Alternatively, we can also consider a step filter function defined as:

w(Y) = \begin{cases}  0 \ \ \mathrm{ if } \ \ Y \notin \cC \\ 1 \ \  \mathrm{ if } \ \ Y \in \cC & \end{cases}

This filter function presents the advantage of being simpler and requiring no parameterization. However, it also makes no distinction between points being very close to the critical domain and points which are far from it. This may partially limit the performance of the sensitivity analysis, especially when dealing with small data sets. It is important to note that when considering this step filter function, it is advisable to rely on a covariance kernel adapted to binary variables (for the considered output), such as:

\kappa(\tilde{Y^j},\tilde{Y^k}) = \begin{cases}  1/n_z \ \ & \mathrm{ if } \ \ \tilde{Y^j} = \tilde{Y^k} \\ 0 \ \  & \mathrm{ if } \ \ \tilde{Y^j} \neq \tilde{Y^k} \end{cases}

where n_z is the number of samples in the available data set belonging to the same category as \tilde{Y^j} \ \mathrm{ and } \ \tilde{Y^k}. Please note that this specific kernel can also be used when performing sensitivity analysis on discrete variables.

Conditional sensitivity analysis using HSIC

Similarly to the target sensitivity analysis discussed in the previous paragraph, the HSIC also allows the possibility of performing conditional sensitivity analysis.

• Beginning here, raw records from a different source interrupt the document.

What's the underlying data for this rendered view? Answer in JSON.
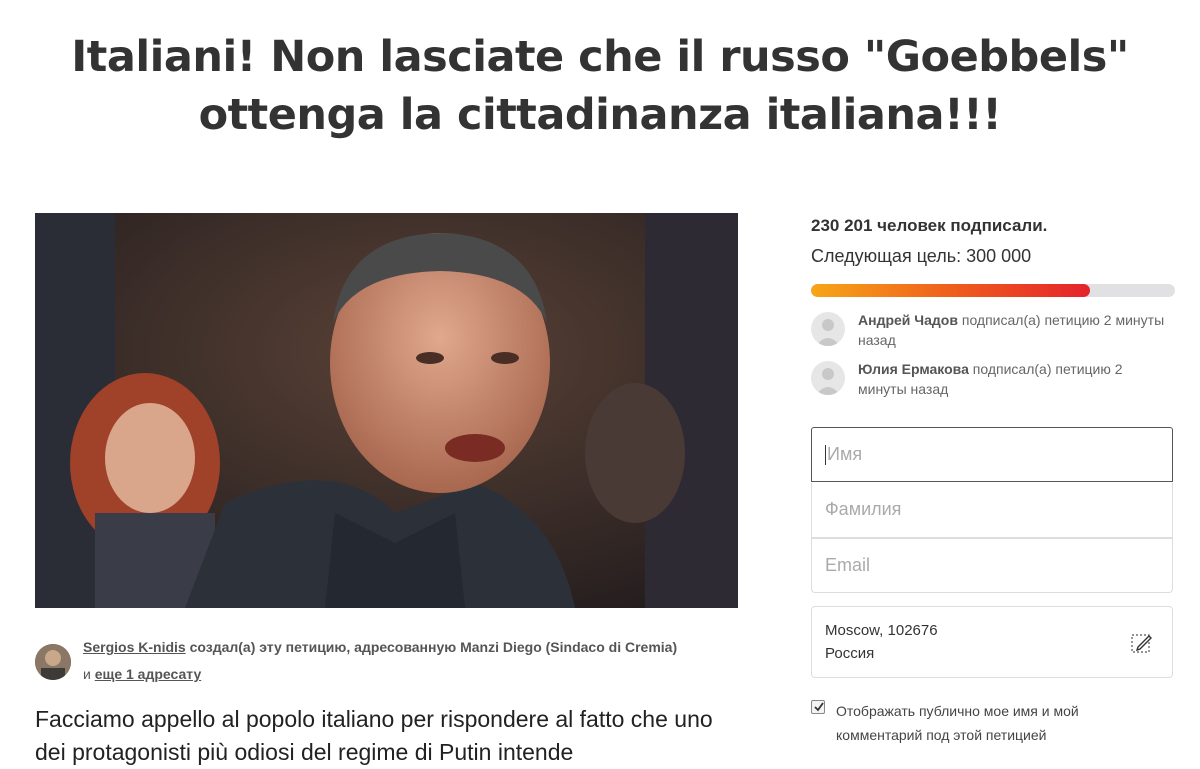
{
  "title": {
    "line1": "Italiani! Non lasciate che il russo \"Goebbels\"",
    "line2": "ottenga la cittadinanza italiana!!!"
  },
  "author": {
    "name": "Sergios K-nidis",
    "created_text": "создал(а) эту петицию, адресованную",
    "recipient": "Manzi Diego (Sindaco di Cremia)",
    "and": "и",
    "more_recipients": "еще 1 адресату"
  },
  "body_text": "Facciamo appello al popolo italiano per rispondere al fatto che uno dei protagonisti più odiosi del regime di Putin intende",
  "stats": {
    "signed": "230 201 человек подписали.",
    "next_goal": "Следующая цель: 300 000",
    "progress_fraction": 0.767
  },
  "recent_signers": [
    {
      "name": "Андрей Чадов",
      "action": "подписал(а) петицию 2 минуты назад"
    },
    {
      "name": "Юлия Ермакова",
      "action": "подписал(а) петицию 2 минуты назад"
    }
  ],
  "form": {
    "first_name_placeholder": "Имя",
    "last_name_placeholder": "Фамилия",
    "email_placeholder": "Email",
    "address_line1": "Moscow, 102676",
    "address_line2": "Россия",
    "public_checkbox_label": "Отображать публично мое имя и мой комментарий под этой петицией",
    "public_checkbox_checked": true
  },
  "colors": {
    "progress_start": "#f7a616",
    "progress_end": "#e4232c",
    "track": "#e1e1e4"
  }
}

In this case, the objective is to identify the most influential input variables under the condition that the considered output variable is within a user-defined critical domain. In other words, we are interested in identifying the variables that drive the output variability within the critical domain. This analysis can be achieved by relying on a diagonal weight matrix computed through the use of a weight function w(\cdot) on the considered data set: W_{j,j} = w(Y^j). The underlying purpose of this matrix is to associate to each sample in the data set a weight characterizing its distance from the critical domain. Different definitions of the weight function can be considered. For instance, the exponential and step weight functions defined in the previous paragraph can be used.

Having defined a proper weight function, the conditional HSIC values can be computed by relying on an adapted V-statistics estimator:

\mathrm{C-}\widehat{\mathrm{HSIC}} (X_i,Y) = \frac{1}{n^2} \mathrm{Tr} (\hat{W} L_i \hat{W} H_1 L H_2)

where \hat{W} = \frac{W}{\frac{1}{n}\sum_{j = 1}^{n} W_{j,j} }, H_1 = I_n - \frac{1}{n} U\hat{W},

H_2 = I_n - \frac{1}{n} \hat{W}U, I_n is an n \times n identity matrix and U is an n \times n comprised of ones.

Please note that no U-statistics estimator exists for the conditional HSIC. Furthermore, differently than in the target analysis case, standard continuous covariance kernels can be used, regardless of the type of weight function that is being considered.

In most applications, it may be worth performing all three types of sensitivity analysis presented in the previous paragaph, i.e., global, target and conditional, in order to gain a more precise understanding of the degree and type of influence of every input variable.